Bovendien bestond het vermoeden dat hij ook steekpenningen had aangenomen.
De meerderheid van het kabinet echter zag geen reden tot dat onderzoek.
Ze vreesden dat dat zou leiden tot een constitutionele crisis rond de
monarchie, temeer omdat koningin Juliana indirect gedreigd had af te treden
als dat onderzoek er zou komen, terwijl kroonprinses Beatrix naar verluidt
dan niet wilde opvolgen. Ook waren de bewijzen dat de prins steekpenningen
had aangenomen, niet waterdicht.
Tot de bewindslieden die een gerechtelijk onderzoek wensten, behoorden
de ministers Vredeling (PvdA), Gruyters (D66) en Boersma (ARP/CDA) en
de PvdA-staatssecretaris Van Dam. Die heeft nog overwogen op te stappen
toen het kabinet afzag van vervolging.

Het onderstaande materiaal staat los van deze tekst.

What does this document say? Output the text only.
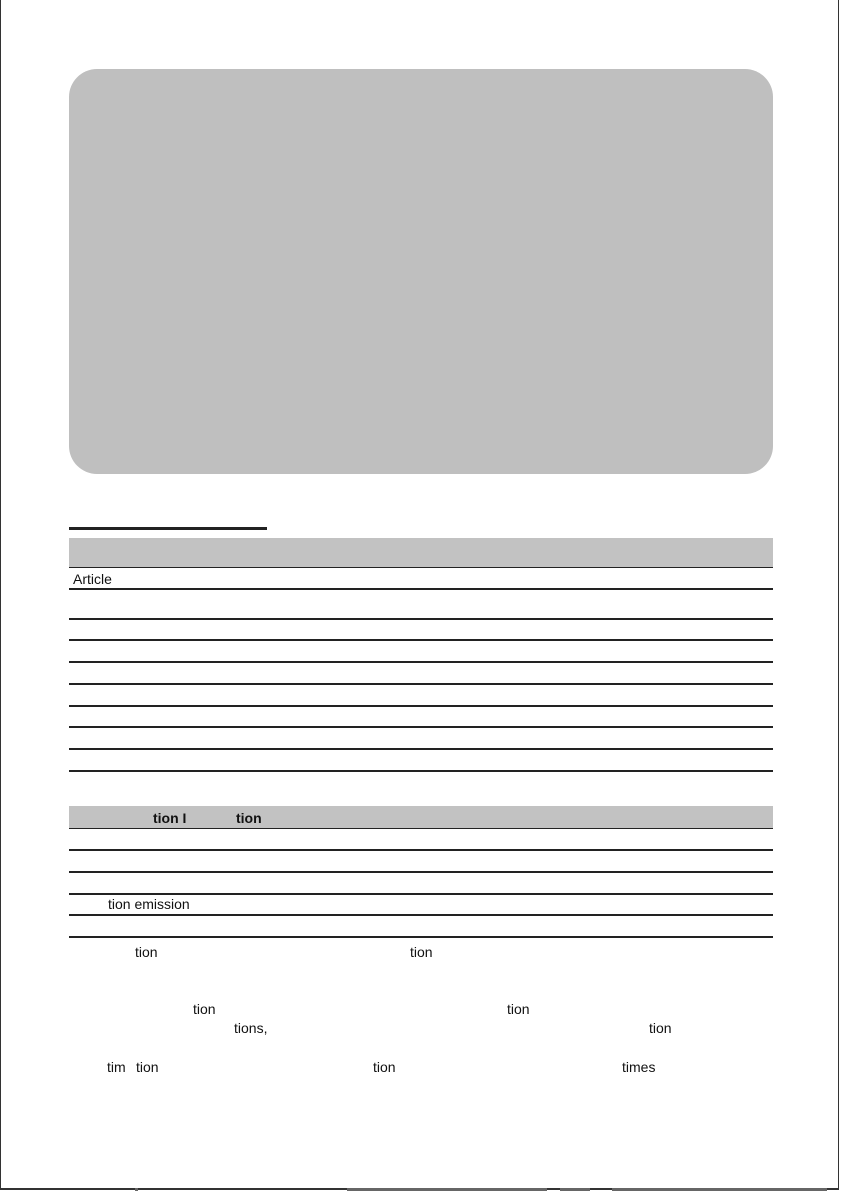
Article
tion I	tion
tion emission
tion	tion
tion	tion
tions,	tion
tim tion	tion	times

Onder druk van premier Den Uyl
bleef hij echter zitten.
Dit blijkt uit het gisteren verschenen boek over het kabinet-Den Uyl
(1973-1977) van de journalist Breedveld en de politicoloog Bootsma. Overigens
is Den Uyl, over wie het Nederlandse volk sterk verdeeld was, altijd algemeen
lof toegezwaaid over de wijze waarop hij de Lockheed-affaire heeft afgehandeld.
Prins Bernhard betuigde zijn spijt en werd geacht niet meer in een militair
uniform te verschijnen.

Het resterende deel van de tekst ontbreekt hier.